Manage custom roles
Temporal Cloud currently offers a fixed set of predefined account-level roles and Namespace-level permissions. These roles are sufficient for many Temporal use cases, but not for supporting enterprise-grade access models that require least privilege, delegation, and automation-safe permissions.
What are Custom Roles?
Custom Roles enable you to define your own roles as bundles of permission primitives (operations/actions) scoped to applicable resources (namespaces, projects, account objects) and assign them to any principal (user, group, service account).
Why use Custom Roles?
Use Custom Roles if you want more fine-grained authentication than Temporal Cloud's predefined roles and permissions provide.
Use Custom Roles if your access model requires the Principle of Least Privilege or delegation.
Using Custom Roles with Service Accounts can make them more secure for automation purposes.
Defining Custom Roles
Custom Roles are made up of bundles of permission operations that map to Temporal Control Plane operations. You can scope a permission to all resources of a type, or to specific resources.
For example, the following JSON code defines a global, read-only Namespace role called NamespaceGlobalReadOnly,
to use for auditing and monitoring.
Users with this role will be able to retrieve information about any Namespace, but will not be able to modify them.
The grants field is an array of the available permission operations, in this case cloud.namespace.list and cloud.namespace.get.
The operations are limited to a resourceType of Namespace, and the scope is all.
You can scope roles to:
- All resources of a given type
- Specific resources by explicit ID list
- Resource subsets
{
"name": "NamespaceGlobalReadOnly",
"description": "Read-only access to all namespaces for monitoring and compliance",
"grants": [
{
"operation": "cloud.namespace.list",
"resourceType": "Namespace",
"scope": { "all": true }
},
{
"operation": "cloud.namespace.get",
"resourceType": "Namespace",
"scope": { "all": true }
}
]
}
Create Custom Roles from the Web UI
To create a Custom Role from the Web UI, select Org Settings in the left sidebar, and then click the Custom Roles tab on the Settings page.
On the Custom Roles tab, you'll see a list of the roles that have already been defined for your account, 50 to a page. Click the three dots menu to view details about an existing Custom Role, or to edit or delete that role.

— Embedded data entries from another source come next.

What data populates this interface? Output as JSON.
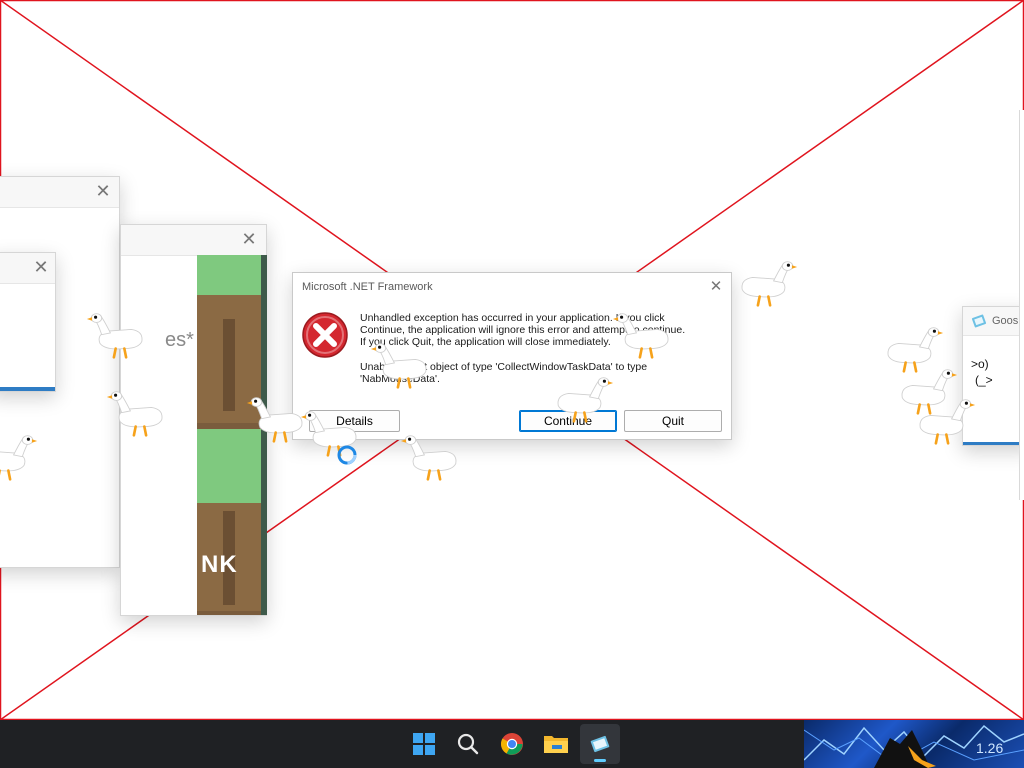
{
  "dialog": {
    "title": "Microsoft .NET Framework",
    "line1": "Unhandled exception has occurred in your application. If you click",
    "line2": "Continue, the application will ignore this error and attempt to continue.",
    "line3": "If you click Quit, the application will close immediately.",
    "line4": "Unable to cast object of type 'CollectWindowTaskData' to type",
    "line5": "'NabMouseData'.",
    "details_label": "Details",
    "continue_label": "Continue",
    "quit_label": "Quit",
    "close_glyph": "✕"
  },
  "goose_window": {
    "title": "Goos",
    "ascii_line1": ">o)",
    "ascii_line2": "(_>"
  },
  "left_window": {
    "partial_text": "es*",
    "banner_text": "NK"
  },
  "taskbar": {
    "icons": [
      "start-icon",
      "search-icon",
      "chrome-icon",
      "file-explorer-icon",
      "notepad-icon"
    ],
    "tray_clock_fragment": "1.26"
  },
  "colors": {
    "overlay_line": "#e0141e",
    "taskbar_bg": "#1f2124",
    "accent": "#0078d4",
    "error_red": "#d4272f",
    "goose_beak": "#f6a21b"
  }
}
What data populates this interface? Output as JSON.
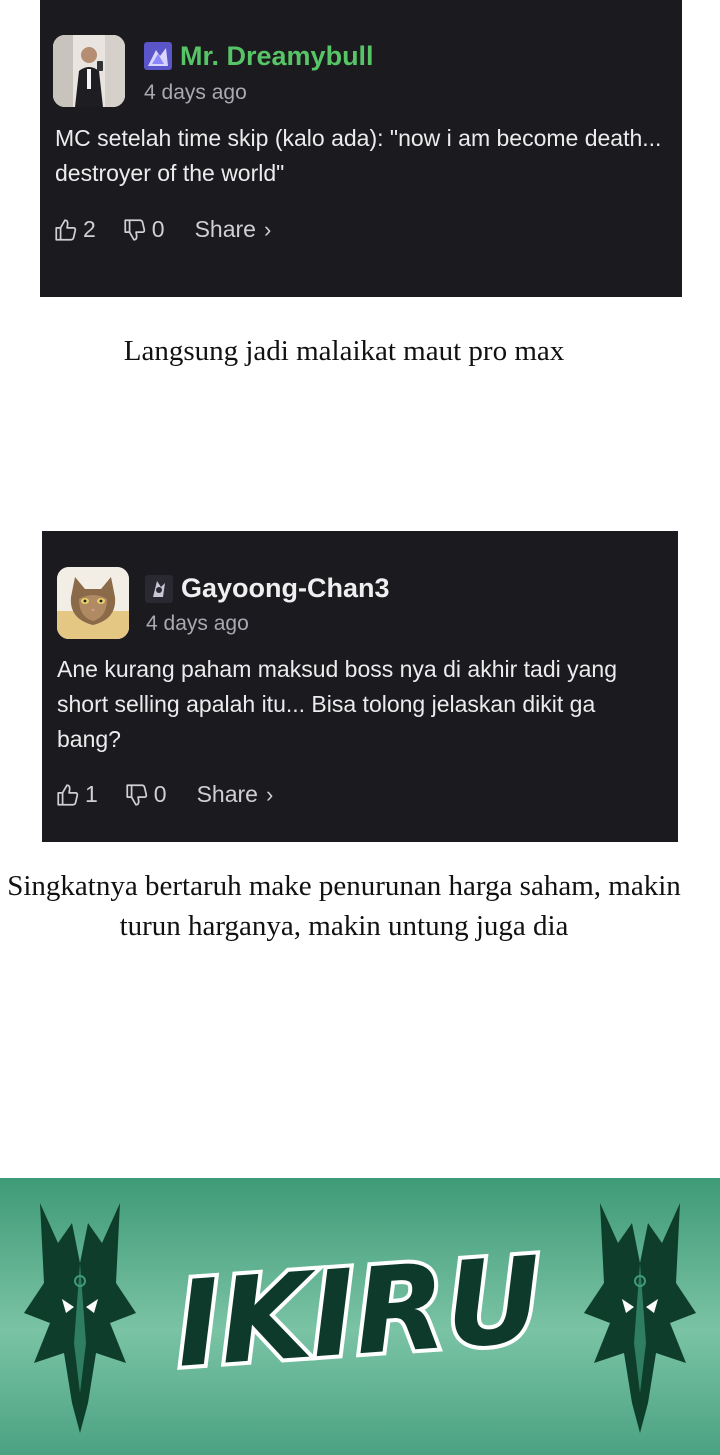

Click the Create Custom Role button to create a new role. On the Create Custom Role page, give the Custom Role a name, and optionally a description. In the Permissions section, you'll assign the appropriate resources and its permissions. Select the Resource Type from the drop-down; your choices are Namespace and Account.
If you select Namespace, search for the Namespace for which you want to add permissions, then click Add Resource. The Namespace you selected appears in the Permissions By Resource list.
If you select Account, the permissions apply to the current account, so only the Add Resource button appears. Click Add Resource, and the Account will be added to the Permissions By Resource list.
Once the Namespace or Account appears in the Permissions By Resource list, you can toggle individual permissions on or off for that resource. If you want to start with the permission set of one of the pre-defined Temporal roles, choose the role from the Select Preset drop-down, and the appropriate permissions will be toggled for you.
When you're done assiging permissions to resources, click Create Custom Role at the bottom of the page.
Create Custom Roles with the API
Create Custom Roles with Terraform
Assigning Custom Roles to users
Once you have created a Custom Role, it is available on the Identities page to assign to a user or group, the same as the pre-defined Temporal permissions. See How to update an account-level role in Temporal Cloud for more inforamtion.